Wall Street is neither more nor less than a market--a forum where hopes, fears and hard cash interact. The market has finally recognized what Washington prefers to ignore: that the United States is a debt-ridden country that shows no intention of reforming its ways. It is mortgaged to the hilt, and behaves as though it had an open line of credit. But lenders, abroad and at home, are fearful of throwing more good money after bad, and are beginning to worry about their investment.

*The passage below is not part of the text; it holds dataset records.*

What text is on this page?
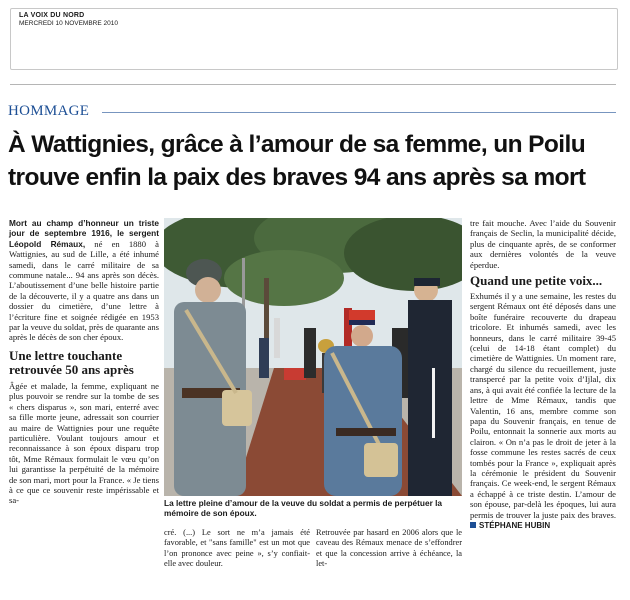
LA VOIX DU NORD
MERCREDI 10 NOVEMBRE 2010
HOMMAGE
À Wattignies, grâce à l’amour de sa femme, un Poilu trouve enfin la paix des braves 94 ans après sa mort

Mort au champ d’honneur un triste jour de septembre 1916, le sergent Léopold Rémaux, né en 1880 à Wattignies, au sud de Lille, a été inhumé samedi, dans le carré militaire de sa commune natale... 94 ans après son décès. L’aboutissement d’une belle histoire partie de la découverte, il y a quatre ans dans un dossier du cimetière, d’une lettre à l’écriture fine et soignée rédigée en 1953 par la veuve du soldat, près de quarante ans après le décès de son cher époux.

Une lettre touchante retrouvée 50 ans après

Âgée et malade, la femme, expliquant ne plus pouvoir se rendre sur la tombe de ses « chers disparus », son mari, enterré avec sa fille morte jeune, adressait son courrier au maire de Wattignies pour une requête particulière. Voulant toujours amour et reconnaissance à son époux disparu trop tôt, Mme Rémaux formulait le vœu qu’on lui garantisse la perpétuité de la mémoire de son mari, mort pour la France. « Je tiens à ce que ce souvenir reste impérissable et sa-	La lettre pleine d’amour de la veuve du soldat a permis de perpétuer la mémoire de son époux.

cré. (...) Le sort ne m’a jamais été favorable, et "sans famille" est un mot que l’on prononce avec peine », s’y confiait-elle avec douleur.

Retrouvée par hasard en 2006 alors que le caveau des Rémaux menace de s’effondrer et que la concession arrive à échéance, la let-

tre fait mouche. Avec l’aide du Souvenir français de Seclin, la municipalité décide, plus de cinquante après, de se conformer aux dernières volontés de la veuve éperdue.

Quand une petite voix...

Exhumés il y a une semaine, les restes du sergent Rémaux ont été déposés dans une boîte funéraire recouverte du drapeau tricolore. Et inhumés samedi, avec les honneurs, dans le carré militaire 39-45 (celui de 14-18 étant complet) du cimetière de Wattignies. Un moment rare, chargé du silence du recueillement, juste transpercé par la petite voix d’Ijlal, dix ans, à qui avait été confiée la lecture de la lettre de Mme Rémaux, tandis que Valentin, 16 ans, membre comme son papa du Souvenir français, en tenue de Poilu, entonnait la sonnerie aux morts au clairon. « On n’a pas le droit de jeter à la fosse commune les restes sacrés de ceux tombés pour la France », expliquait après la cérémonie le président du Souvenir français. Ce week-end, le sergent Rémaux a échappé à ce triste destin. L’amour de son épouse, par-delà les époques, lui aura permis de trouver la juste paix des braves. STÉPHANE HUBIN
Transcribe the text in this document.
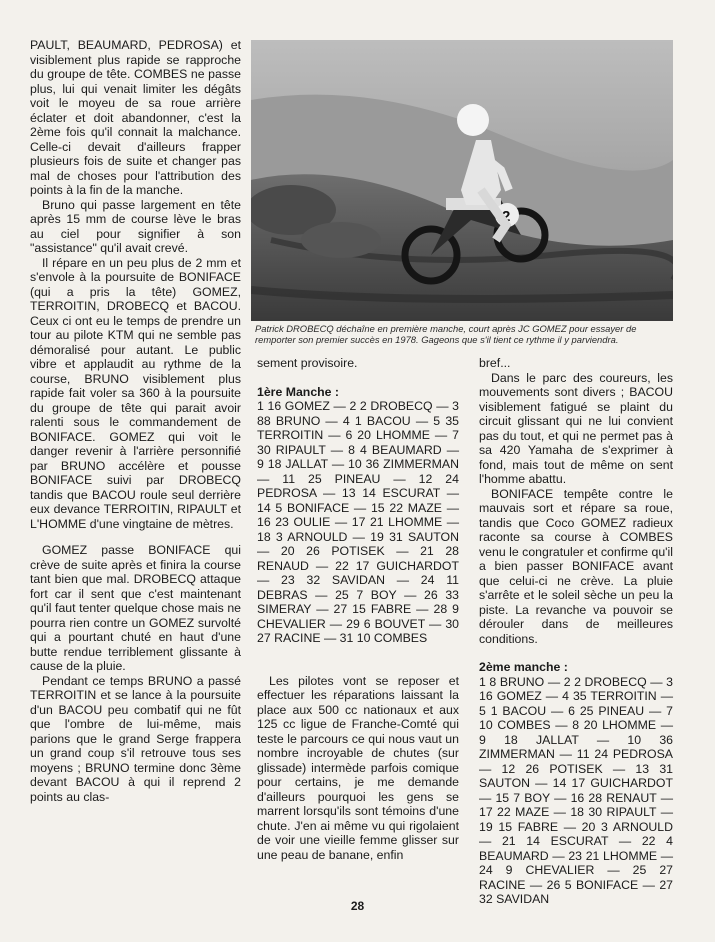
PAULT, BEAUMARD, PEDROSA) et visiblement plus rapide se rapproche du groupe de tête. COMBES ne passe plus, lui qui venait limiter les dégâts voit le moyeu de sa roue arrière éclater et doit abandonner, c'est la 2ème fois qu'il connait la malchance. Celle-ci devait d'ailleurs frapper plusieurs fois de suite et changer pas mal de choses pour l'attribution des points à la fin de la manche.

Bruno qui passe largement en tête après 15 mm de course lève le bras au ciel pour signifier à son "assistance" qu'il avait crevé.

Il répare en un peu plus de 2 mm et s'envole à la poursuite de BONIFACE (qui a pris la tête) GOMEZ, TERROITIN, DROBECQ et BACOU. Ceux ci ont eu le temps de prendre un tour au pilote KTM qui ne semble pas démoralisé pour autant. Le public vibre et applaudit au rythme de la course, BRUNO visiblement plus rapide fait voler sa 360 à la poursuite du groupe de tête qui parait avoir ralenti sous le commandement de BONIFACE. GOMEZ qui voit le danger revenir à l'arrière personnifié par BRUNO accélère et pousse BONIFACE suivi par DROBECQ tandis que BACOU roule seul derrière eux devance TERROITIN, RIPAULT et L'HOMME d'une vingtaine de mètres.

GOMEZ passe BONIFACE qui crève de suite après et finira la course tant bien que mal. DROBECQ attaque fort car il sent que c'est maintenant qu'il faut tenter quelque chose mais ne pourra rien contre un GOMEZ survolté qui a pourtant chuté en haut d'une butte rendue terriblement glissante à cause de la pluie.

Pendant ce temps BRUNO a passé TERROITIN et se lance à la poursuite d'un BACOU peu combatif qui ne fût que l'ombre de lui-même, mais parions que le grand Serge frappera un grand coup s'il retrouve tous ses moyens ; BRUNO termine donc 3ème devant BACOU à qui il reprend 2 points au clas-

2

Patrick DROBECQ déchaîne en première manche, court après JC GOMEZ pour essayer de remporter son premier succès en 1978. Gageons que s'il tient ce rythme il y parviendra.

sement provisoire.

1ère Manche :

1 16 GOMEZ — 2 2 DROBECQ — 3 88 BRUNO — 4 1 BACOU — 5 35 TERROITIN — 6 20 LHOMME — 7 30 RIPAULT — 8 4 BEAUMARD — 9 18 JALLAT — 10 36 ZIMMERMAN — 11 25 PINEAU — 12 24 PEDROSA — 13 14 ESCURAT — 14 5 BONIFACE — 15 22 MAZE — 16 23 OULIE — 17 21 LHOMME — 18 3 ARNOULD — 19 31 SAUTON — 20 26 POTISEK — 21 28 RENAUD — 22 17 GUICHARDOT — 23 32 SAVIDAN — 24 11 DEBRAS — 25 7 BOY — 26 33 SIMERAY — 27 15 FABRE — 28 9 CHEVALIER — 29 6 BOUVET — 30 27 RACINE — 31 10 COMBES

Les pilotes vont se reposer et effectuer les réparations laissant la place aux 500 cc nationaux et aux 125 cc ligue de Franche-Comté qui teste le parcours ce qui nous vaut un nombre incroyable de chutes (sur glissade) intermède parfois comique pour certains, je me demande d'ailleurs pourquoi les gens se marrent lorsqu'ils sont témoins d'une chute. J'en ai même vu qui rigolaient de voir une vieille femme glisser sur une peau de banane, enfin

bref...

Dans le parc des coureurs, les mouvements sont divers ; BACOU visiblement fatigué se plaint du circuit glissant qui ne lui convient pas du tout, et qui ne permet pas à sa 420 Yamaha de s'exprimer à fond, mais tout de même on sent l'homme abattu.

BONIFACE tempête contre le mauvais sort et répare sa roue, tandis que Coco GOMEZ radieux raconte sa course à COMBES venu le congratuler et confirme qu'il a bien passer BONIFACE avant que celui-ci ne crève. La pluie s'arrête et le soleil sèche un peu la piste. La revanche va pouvoir se dérouler dans de meilleures conditions.

2ème manche :

1 8 BRUNO — 2 2 DROBECQ — 3 16 GOMEZ — 4 35 TERROITIN — 5 1 BACOU — 6 25 PINEAU — 7 10 COMBES — 8 20 LHOMME — 9 18 JALLAT — 10 36 ZIMMERMAN — 11 24 PEDROSA — 12 26 POTISEK — 13 31 SAUTON — 14 17 GUICHARDOT — 15 7 BOY — 16 28 RENAUT — 17 22 MAZE — 18 30 RIPAULT — 19 15 FABRE — 20 3 ARNOULD — 21 14 ESCURAT — 22 4 BEAUMARD — 23 21 LHOMME — 24 9 CHEVALIER — 25 27 RACINE — 26 5 BONIFACE — 27 32 SAVIDAN

28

What concerns the world’s bankers about the Administration’s escapades in the gulf is not so much that these will lead to a war involving the Soviets, for Moscow does not normally behave frivolously. Rather, it shows that U.S. foreign policy has lost touch with a deeper truth: that the United States is now the world’s largest borrower. Every action that it takes involves other peoples’ money. And $2 billion of that money, according to former Secretary of the Navy John Lehman, is being eaten up by the adventure in the gulf.

We refuse either to cut our expenses or to tax ourselves to pay our bills. We conform to the classic definition of an irresponsible debtor. Instead of balancing our accounts, we write IOUs--more than $200 billion worth last year. These are picked up by foreigners--mostly Japanese--who touchingly believe that one day we will change our errant ways and pay our debts. This year the Japanese alone have pumped an estimated $50 billion into Wall Street.

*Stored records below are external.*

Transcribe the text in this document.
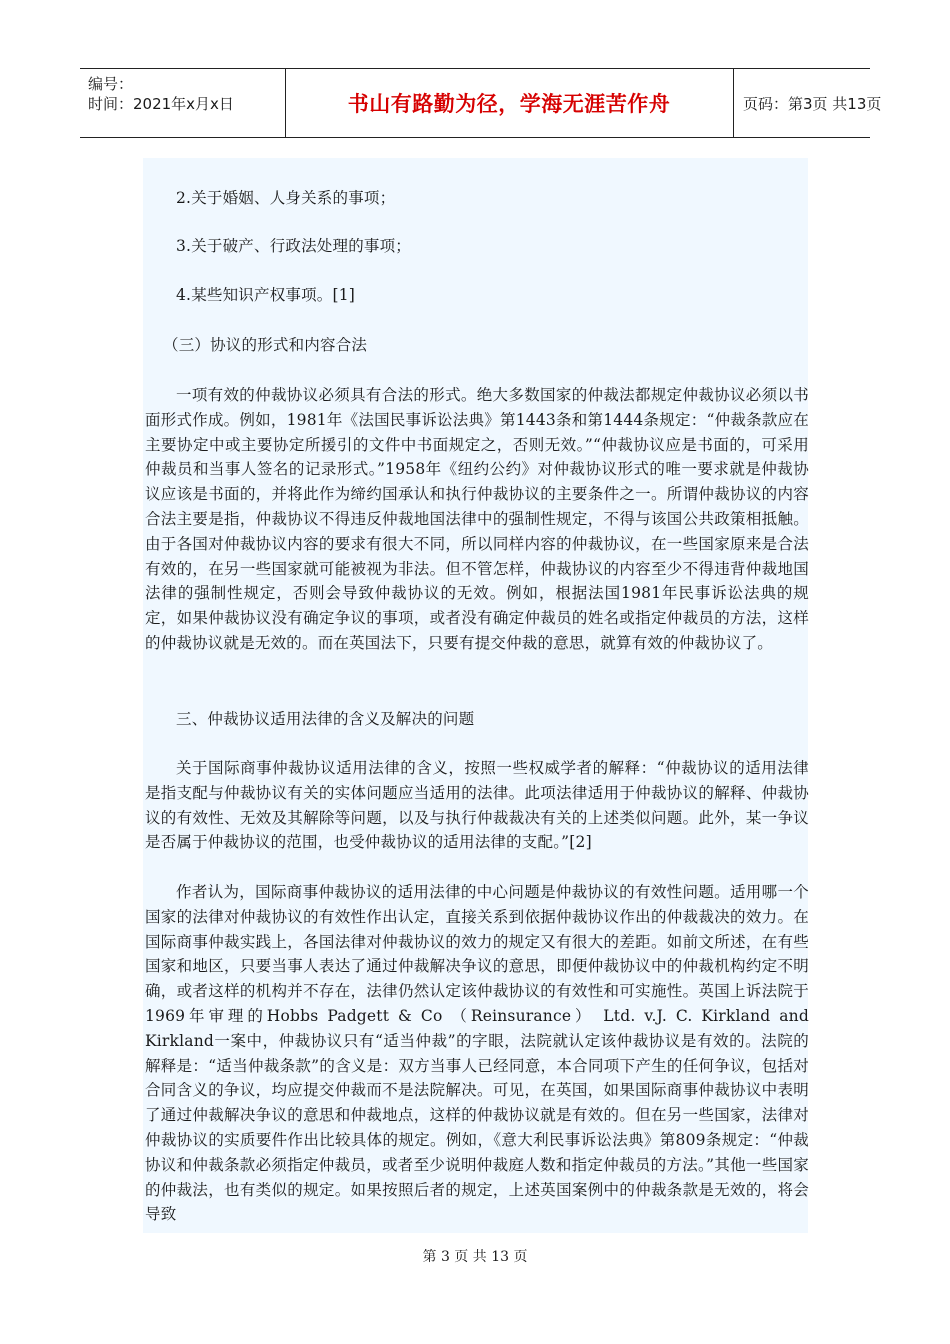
编号：
时间：2021年x月x日	书山有路勤为径，学海无涯苦作舟	页码：第3页 共13页
2.关于婚姻、人身关系的事项；
3.关于破产、行政法处理的事项；
4.某些知识产权事项。[1]
（三）协议的形式和内容合法
一项有效的仲裁协议必须具有合法的形式。绝大多数国家的仲裁法都规定仲裁协议必须以书面形式作成。例如，1981年《法国民事诉讼法典》第1443条和第1444条规定：“仲裁条款应在主要协定中或主要协定所援引的文件中书面规定之，否则无效。”“仲裁协议应是书面的，可采用仲裁员和当事人签名的记录形式。”1958年《纽约公约》对仲裁协议形式的唯一要求就是仲裁协议应该是书面的，并将此作为缔约国承认和执行仲裁协议的主要条件之一。所谓仲裁协议的内容合法主要是指，仲裁协议不得违反仲裁地国法律中的强制性规定，不得与该国公共政策相抵触。由于各国对仲裁协议内容的要求有很大不同，所以同样内容的仲裁协议，在一些国家原来是合法有效的，在另一些国家就可能被视为非法。但不管怎样，仲裁协议的内容至少不得违背仲裁地国法律的强制性规定，否则会导致仲裁协议的无效。例如，根据法国1981年民事诉讼法典的规定，如果仲裁协议没有确定争议的事项，或者没有确定仲裁员的姓名或指定仲裁员的方法，这样的仲裁协议就是无效的。而在英国法下，只要有提交仲裁的意思，就算有效的仲裁协议了。
三、仲裁协议适用法律的含义及解决的问题
关于国际商事仲裁协议适用法律的含义，按照一些权威学者的解释：“仲裁协议的适用法律是指支配与仲裁协议有关的实体问题应当适用的法律。此项法律适用于仲裁协议的解释、仲裁协议的有效性、无效及其解除等问题，以及与执行仲裁裁决有关的上述类似问题。此外，某一争议是否属于仲裁协议的范围，也受仲裁协议的适用法律的支配。”[2]
作者认为，国际商事仲裁协议的适用法律的中心问题是仲裁协议的有效性问题。适用哪一个国家的法律对仲裁协议的有效性作出认定，直接关系到依据仲裁协议作出的仲裁裁决的效力。在国际商事仲裁实践上，各国法律对仲裁协议的效力的规定又有很大的差距。如前文所述，在有些国家和地区，只要当事人表达了通过仲裁解决争议的意思，即便仲裁协议中的仲裁机构约定不明确，或者这样的机构并不存在，法律仍然认定该仲裁协议的有效性和可实施性。英国上诉法院于1969年审理的Hobbs Padgett & Co （Reinsurance） Ltd. v.J. C. Kirkland and Kirkland一案中，仲裁协议只有“适当仲裁”的字眼，法院就认定该仲裁协议是有效的。法院的解释是：“适当仲裁条款”的含义是：双方当事人已经同意，本合同项下产生的任何争议，包括对合同含义的争议，均应提交仲裁而不是法院解决。可见，在英国，如果国际商事仲裁协议中表明了通过仲裁解决争议的意思和仲裁地点，这样的仲裁协议就是有效的。但在另一些国家，法律对仲裁协议的实质要件作出比较具体的规定。例如，《意大利民事诉讼法典》第809条规定：“仲裁协议和仲裁条款必须指定仲裁员，或者至少说明仲裁庭人数和指定仲裁员的方法。”其他一些国家的仲裁法，也有类似的规定。如果按照后者的规定，上述英国案例中的仲裁条款是无效的，将会导致
第 3 页 共 13 页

The whole rickety system depends on confidence. But a combination of events, now culminating in the cavalier decision to go to the brink with Iran, has shaken that confidence. The panic on Wall Street is a result of the dawning realization that the United States may never pay its bills.

Eventually there comes a time when even the most understanding friend stops believing a gambler’s promise to reform. This is what has been happening on Wall Street and in the world’s financial capitals. The United States, as a conscious and deliberate policy of the Administration, has been living on credit. Its creditors have been hoping that it would put its house in order. But the events in the gulf show that it still is playing the roulette table with the rent money. And it believes, as Lyndon Johnson did, that it can charge a war. That was two decades ago. Now the lenders, if not yet foreclosing, are calling in the cards. America has run through its line of credit.

Countries on the verge of bankruptcy ought not to be launching wars with other peoples’ money--especially when the borrower’s resources will be further depleted no matter how the war turns out. That is the meaning of the debacle now taking place on Wall Street. We will not be out of danger until we recognize that a foreign policy, like everything else in this world, has to be paid for. Borrowers can’t be choosers. Having decided to become a debtor, we will now have to behave like one.